東日本大震災からほぼ 1年後の2012年3月8日、岩手県山田町沖にて、海洋研究開発機構の研究船「かいれい」による KR12-07航海、ROV「かいこう7000 l l」の第 548潜航調査が行われ、当館スタッフも乗船しました。北里大学海洋生命科学部 三宅 裕志准教授らの研究グループは、この航海の目的の 1つであった深海底における海底ごみの生態系への影響の研究のために、水深 1.127mに空き缶を発見し回収しました(賞味期限 1984年 5月)。どのような生物が付着しているのかを調べるために、水槽でしばらく空き缶にプランクトンを与えて飼育したところ、クラゲのポリプが増殖しました。このポリプからクラゲを育て形態観察し、さらに遺伝子解析したところ、日本では見つかっていなかったナデシコクラゲであることが分かりました。

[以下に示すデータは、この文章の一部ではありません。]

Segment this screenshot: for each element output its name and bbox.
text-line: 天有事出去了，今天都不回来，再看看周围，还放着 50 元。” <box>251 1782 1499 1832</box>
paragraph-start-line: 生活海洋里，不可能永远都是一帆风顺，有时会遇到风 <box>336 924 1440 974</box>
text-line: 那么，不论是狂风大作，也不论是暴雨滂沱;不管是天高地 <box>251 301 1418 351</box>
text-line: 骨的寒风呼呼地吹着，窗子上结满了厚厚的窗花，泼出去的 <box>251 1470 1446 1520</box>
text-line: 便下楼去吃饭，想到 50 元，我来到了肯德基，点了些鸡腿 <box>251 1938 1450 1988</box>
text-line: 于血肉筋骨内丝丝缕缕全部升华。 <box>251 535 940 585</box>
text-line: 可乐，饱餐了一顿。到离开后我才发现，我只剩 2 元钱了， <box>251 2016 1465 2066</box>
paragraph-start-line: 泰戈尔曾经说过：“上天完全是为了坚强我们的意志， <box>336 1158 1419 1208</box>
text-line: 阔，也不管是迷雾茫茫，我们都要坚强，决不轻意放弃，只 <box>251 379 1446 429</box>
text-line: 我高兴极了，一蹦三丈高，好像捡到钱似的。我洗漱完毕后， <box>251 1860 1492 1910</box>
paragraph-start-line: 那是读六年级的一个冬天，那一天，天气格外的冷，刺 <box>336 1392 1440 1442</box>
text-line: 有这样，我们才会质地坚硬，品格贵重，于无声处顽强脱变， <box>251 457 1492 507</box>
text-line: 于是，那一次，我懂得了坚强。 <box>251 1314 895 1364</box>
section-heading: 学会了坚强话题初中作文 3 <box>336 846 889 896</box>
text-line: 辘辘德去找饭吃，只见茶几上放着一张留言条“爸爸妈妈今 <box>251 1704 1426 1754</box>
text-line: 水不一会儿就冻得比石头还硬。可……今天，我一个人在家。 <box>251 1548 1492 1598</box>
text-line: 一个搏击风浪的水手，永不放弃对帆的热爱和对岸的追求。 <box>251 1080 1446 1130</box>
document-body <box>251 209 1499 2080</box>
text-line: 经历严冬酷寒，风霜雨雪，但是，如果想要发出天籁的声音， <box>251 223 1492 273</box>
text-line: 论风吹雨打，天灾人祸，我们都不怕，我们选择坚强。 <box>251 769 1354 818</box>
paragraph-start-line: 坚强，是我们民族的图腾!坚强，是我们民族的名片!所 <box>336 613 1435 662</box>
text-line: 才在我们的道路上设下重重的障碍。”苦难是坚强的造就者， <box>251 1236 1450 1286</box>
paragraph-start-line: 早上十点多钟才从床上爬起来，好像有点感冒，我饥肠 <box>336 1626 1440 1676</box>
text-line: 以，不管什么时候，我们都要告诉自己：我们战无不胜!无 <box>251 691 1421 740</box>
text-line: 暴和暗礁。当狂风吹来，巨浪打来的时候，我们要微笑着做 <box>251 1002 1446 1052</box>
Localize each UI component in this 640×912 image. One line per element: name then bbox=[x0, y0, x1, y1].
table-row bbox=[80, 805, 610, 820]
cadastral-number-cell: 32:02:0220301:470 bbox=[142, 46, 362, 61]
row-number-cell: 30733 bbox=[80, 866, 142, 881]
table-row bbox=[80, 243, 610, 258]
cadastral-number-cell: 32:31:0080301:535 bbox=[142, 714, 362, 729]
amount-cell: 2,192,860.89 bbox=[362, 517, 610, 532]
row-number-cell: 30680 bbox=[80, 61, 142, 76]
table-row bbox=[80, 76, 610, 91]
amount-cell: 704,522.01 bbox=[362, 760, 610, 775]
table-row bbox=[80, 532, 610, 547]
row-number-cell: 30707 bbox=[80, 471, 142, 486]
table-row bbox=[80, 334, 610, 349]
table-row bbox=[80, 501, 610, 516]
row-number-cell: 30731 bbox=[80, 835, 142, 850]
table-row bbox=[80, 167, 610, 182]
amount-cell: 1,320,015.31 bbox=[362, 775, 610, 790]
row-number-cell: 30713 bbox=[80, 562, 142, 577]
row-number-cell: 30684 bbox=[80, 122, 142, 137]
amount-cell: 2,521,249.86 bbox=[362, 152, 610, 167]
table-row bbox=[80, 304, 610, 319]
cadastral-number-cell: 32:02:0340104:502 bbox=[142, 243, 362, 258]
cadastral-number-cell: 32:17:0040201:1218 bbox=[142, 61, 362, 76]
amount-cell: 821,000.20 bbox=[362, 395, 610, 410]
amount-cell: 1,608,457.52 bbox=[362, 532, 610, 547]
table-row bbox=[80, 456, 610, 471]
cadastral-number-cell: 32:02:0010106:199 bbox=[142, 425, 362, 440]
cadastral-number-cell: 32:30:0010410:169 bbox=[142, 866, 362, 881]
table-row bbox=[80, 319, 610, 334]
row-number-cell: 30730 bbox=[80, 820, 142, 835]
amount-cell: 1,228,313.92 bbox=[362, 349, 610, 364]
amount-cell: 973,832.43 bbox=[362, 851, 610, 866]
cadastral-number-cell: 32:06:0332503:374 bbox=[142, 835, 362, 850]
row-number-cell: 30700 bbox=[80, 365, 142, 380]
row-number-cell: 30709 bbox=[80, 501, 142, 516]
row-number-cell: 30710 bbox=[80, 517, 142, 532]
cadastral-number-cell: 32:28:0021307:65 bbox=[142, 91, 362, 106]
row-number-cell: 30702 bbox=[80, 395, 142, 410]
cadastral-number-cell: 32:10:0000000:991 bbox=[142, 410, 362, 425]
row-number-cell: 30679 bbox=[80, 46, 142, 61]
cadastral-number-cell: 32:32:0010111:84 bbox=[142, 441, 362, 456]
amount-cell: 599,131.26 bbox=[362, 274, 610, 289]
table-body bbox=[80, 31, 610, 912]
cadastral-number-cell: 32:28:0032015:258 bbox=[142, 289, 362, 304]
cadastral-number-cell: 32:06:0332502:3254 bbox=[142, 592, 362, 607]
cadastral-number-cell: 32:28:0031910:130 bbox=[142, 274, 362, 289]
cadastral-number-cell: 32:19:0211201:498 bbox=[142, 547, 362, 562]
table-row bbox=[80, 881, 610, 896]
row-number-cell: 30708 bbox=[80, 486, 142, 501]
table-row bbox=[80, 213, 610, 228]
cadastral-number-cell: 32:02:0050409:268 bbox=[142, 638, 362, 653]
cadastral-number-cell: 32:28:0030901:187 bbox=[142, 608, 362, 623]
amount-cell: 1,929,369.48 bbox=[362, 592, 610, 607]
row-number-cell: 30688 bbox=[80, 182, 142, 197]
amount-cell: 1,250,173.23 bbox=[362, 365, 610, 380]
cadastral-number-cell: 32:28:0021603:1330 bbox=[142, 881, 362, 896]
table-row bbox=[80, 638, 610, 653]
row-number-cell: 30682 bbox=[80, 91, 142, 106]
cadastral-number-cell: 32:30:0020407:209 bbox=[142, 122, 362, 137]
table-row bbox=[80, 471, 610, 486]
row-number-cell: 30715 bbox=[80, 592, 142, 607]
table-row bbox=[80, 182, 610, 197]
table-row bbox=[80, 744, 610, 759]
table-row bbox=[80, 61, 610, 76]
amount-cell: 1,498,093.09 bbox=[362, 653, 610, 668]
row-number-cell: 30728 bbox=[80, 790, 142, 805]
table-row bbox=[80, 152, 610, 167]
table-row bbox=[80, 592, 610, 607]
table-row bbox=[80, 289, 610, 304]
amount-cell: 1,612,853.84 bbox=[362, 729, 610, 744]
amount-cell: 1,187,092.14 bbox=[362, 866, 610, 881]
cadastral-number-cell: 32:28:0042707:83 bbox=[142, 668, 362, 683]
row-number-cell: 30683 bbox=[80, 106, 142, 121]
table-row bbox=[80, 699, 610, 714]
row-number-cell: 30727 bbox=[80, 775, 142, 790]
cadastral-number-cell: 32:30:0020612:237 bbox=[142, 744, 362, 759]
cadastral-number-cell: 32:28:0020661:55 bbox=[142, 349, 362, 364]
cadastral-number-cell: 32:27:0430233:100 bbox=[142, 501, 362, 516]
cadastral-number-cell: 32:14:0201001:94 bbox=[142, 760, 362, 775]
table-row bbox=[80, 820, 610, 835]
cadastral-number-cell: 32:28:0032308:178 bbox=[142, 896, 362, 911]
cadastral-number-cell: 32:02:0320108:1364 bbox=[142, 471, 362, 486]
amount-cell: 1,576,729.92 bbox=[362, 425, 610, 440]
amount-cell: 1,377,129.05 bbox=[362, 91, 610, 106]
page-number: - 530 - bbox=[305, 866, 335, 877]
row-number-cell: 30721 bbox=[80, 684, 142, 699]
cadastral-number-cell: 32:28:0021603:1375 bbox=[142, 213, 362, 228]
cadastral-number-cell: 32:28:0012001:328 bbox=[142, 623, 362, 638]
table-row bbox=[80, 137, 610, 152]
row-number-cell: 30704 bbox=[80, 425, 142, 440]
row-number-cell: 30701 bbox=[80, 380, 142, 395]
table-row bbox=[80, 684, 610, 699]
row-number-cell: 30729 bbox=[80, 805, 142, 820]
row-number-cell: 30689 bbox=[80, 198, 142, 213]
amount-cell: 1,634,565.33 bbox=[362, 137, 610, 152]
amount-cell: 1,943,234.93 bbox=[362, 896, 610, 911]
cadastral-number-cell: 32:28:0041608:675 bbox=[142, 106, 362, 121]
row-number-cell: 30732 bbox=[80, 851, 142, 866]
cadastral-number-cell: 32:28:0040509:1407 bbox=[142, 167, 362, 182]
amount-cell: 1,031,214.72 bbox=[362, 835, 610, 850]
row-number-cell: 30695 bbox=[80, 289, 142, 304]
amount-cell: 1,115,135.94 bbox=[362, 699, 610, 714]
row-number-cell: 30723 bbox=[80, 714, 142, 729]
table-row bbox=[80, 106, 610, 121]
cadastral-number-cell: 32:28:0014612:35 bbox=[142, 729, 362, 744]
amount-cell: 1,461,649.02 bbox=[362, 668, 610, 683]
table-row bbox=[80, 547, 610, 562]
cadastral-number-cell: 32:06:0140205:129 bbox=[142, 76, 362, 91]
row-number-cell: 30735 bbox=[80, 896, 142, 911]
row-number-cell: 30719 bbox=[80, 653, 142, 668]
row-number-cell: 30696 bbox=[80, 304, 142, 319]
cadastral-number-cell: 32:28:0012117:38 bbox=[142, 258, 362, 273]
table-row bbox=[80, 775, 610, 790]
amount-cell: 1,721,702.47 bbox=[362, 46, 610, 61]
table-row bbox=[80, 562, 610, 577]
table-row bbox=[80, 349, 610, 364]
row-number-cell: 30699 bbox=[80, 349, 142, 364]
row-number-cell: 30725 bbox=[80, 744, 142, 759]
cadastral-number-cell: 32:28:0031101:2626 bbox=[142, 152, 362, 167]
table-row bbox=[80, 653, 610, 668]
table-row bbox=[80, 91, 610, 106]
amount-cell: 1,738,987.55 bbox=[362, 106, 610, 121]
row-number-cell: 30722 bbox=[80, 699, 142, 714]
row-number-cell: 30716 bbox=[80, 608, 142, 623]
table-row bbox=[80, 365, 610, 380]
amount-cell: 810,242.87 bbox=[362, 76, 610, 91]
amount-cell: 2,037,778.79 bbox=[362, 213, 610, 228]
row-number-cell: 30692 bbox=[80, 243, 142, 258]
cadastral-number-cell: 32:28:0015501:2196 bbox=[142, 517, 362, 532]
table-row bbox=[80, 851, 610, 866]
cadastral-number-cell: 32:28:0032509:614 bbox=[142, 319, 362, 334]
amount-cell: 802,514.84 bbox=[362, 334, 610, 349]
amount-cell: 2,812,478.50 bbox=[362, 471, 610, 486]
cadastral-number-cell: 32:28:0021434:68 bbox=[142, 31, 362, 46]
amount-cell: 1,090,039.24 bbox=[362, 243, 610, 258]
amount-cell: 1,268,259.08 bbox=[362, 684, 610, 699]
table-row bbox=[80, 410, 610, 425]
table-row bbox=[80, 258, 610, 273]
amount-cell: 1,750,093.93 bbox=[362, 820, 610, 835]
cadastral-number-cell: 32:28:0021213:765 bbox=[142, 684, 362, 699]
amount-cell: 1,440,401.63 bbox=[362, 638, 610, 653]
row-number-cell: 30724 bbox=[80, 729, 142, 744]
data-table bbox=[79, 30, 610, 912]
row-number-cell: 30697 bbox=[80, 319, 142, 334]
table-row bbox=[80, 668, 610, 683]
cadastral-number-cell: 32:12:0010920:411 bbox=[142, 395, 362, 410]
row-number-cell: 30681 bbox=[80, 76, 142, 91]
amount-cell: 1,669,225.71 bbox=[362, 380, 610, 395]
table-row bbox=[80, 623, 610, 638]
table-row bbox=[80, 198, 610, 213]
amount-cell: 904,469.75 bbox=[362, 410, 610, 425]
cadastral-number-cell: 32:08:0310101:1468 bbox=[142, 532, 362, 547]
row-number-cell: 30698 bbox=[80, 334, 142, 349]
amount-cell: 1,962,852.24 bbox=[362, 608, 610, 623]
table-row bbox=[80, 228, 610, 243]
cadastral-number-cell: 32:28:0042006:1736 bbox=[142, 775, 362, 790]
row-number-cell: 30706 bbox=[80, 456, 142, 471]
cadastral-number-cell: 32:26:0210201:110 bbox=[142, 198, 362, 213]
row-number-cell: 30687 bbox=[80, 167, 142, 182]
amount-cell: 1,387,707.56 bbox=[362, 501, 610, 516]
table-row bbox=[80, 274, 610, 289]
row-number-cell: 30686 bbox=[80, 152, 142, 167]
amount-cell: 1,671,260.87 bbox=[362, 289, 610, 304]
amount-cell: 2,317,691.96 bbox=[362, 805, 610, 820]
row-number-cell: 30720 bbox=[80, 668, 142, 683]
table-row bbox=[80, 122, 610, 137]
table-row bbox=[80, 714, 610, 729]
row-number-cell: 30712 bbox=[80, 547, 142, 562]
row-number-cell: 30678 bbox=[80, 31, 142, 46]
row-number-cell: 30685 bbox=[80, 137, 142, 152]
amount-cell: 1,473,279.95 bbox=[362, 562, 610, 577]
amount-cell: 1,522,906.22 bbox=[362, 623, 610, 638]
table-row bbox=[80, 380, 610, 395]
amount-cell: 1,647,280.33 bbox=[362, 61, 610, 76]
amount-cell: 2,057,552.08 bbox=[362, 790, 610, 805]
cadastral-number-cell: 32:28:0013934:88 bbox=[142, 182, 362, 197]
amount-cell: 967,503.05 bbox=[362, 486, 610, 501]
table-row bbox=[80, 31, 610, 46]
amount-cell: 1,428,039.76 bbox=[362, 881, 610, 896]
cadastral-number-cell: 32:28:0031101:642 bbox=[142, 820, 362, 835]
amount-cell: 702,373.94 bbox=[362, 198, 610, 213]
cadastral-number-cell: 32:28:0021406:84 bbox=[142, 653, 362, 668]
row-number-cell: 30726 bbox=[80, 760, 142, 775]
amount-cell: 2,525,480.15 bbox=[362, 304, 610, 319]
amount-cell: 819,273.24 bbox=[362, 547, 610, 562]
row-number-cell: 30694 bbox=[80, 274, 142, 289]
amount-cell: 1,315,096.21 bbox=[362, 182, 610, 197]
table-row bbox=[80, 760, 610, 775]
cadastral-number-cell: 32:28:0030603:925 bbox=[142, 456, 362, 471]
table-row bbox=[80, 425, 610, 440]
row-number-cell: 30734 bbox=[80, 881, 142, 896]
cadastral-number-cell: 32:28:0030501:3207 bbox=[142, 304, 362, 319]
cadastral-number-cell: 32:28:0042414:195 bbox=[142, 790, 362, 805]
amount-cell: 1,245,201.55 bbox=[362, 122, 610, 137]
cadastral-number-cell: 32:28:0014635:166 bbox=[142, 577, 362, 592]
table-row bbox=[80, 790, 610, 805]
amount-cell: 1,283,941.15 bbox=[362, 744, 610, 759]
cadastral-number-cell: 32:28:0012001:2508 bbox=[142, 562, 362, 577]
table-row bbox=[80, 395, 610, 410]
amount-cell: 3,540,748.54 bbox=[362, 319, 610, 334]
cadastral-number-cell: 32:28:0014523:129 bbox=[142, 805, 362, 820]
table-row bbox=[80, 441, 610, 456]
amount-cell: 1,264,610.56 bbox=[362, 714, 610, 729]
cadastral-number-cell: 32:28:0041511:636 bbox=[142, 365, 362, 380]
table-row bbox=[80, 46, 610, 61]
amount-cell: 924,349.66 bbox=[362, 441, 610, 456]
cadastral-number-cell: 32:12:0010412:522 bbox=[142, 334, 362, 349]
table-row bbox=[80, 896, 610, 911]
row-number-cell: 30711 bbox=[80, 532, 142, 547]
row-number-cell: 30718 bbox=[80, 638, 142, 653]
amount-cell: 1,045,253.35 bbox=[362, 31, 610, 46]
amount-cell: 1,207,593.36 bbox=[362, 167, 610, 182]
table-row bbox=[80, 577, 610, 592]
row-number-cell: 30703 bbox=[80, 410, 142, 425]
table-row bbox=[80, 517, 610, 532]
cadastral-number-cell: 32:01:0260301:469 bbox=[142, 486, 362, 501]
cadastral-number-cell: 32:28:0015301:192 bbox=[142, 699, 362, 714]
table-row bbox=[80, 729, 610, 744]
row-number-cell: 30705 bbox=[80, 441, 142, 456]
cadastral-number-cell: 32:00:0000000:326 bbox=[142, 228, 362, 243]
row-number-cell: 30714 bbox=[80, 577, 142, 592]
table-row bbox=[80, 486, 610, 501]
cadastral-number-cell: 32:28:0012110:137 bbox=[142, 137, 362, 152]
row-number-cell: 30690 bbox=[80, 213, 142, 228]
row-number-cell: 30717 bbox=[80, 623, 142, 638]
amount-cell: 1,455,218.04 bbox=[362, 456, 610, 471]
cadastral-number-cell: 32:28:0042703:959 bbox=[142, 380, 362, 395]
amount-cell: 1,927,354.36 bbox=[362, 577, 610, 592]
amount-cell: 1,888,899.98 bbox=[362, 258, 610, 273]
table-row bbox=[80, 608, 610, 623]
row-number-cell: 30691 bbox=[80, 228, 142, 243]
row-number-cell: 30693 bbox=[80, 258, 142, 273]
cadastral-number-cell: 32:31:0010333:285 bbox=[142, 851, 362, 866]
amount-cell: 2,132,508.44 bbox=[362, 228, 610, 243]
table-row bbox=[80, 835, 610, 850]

クラゲ類のポリプを自然界で見つけることは非常に難しいのですが、本研究で、ナデシコクラゲのポリプが水深 1,127mに生息していることが明らかになりました。
また、水深 1,127mに生息していたポリプを研究室及び水族館で維持管理し、育てたクラゲを状態良く水族館で展示するのは、世界初だと思われます。
さらに水深1,127mに沈んだ海底ごみがポリプの着底基質になっていることも明らかにしました。私たちの生活から出たごみが、遠く離れた深海の生態系にも影響を与えているという事実が明らかになったのですが、逆に海底ごみを回収して、飼育していると深海生物を増やすことができ、その生態を明らかにできることも分かりました。これらの成果は、米国の出版社のクラゲ特集号に掲載予定です。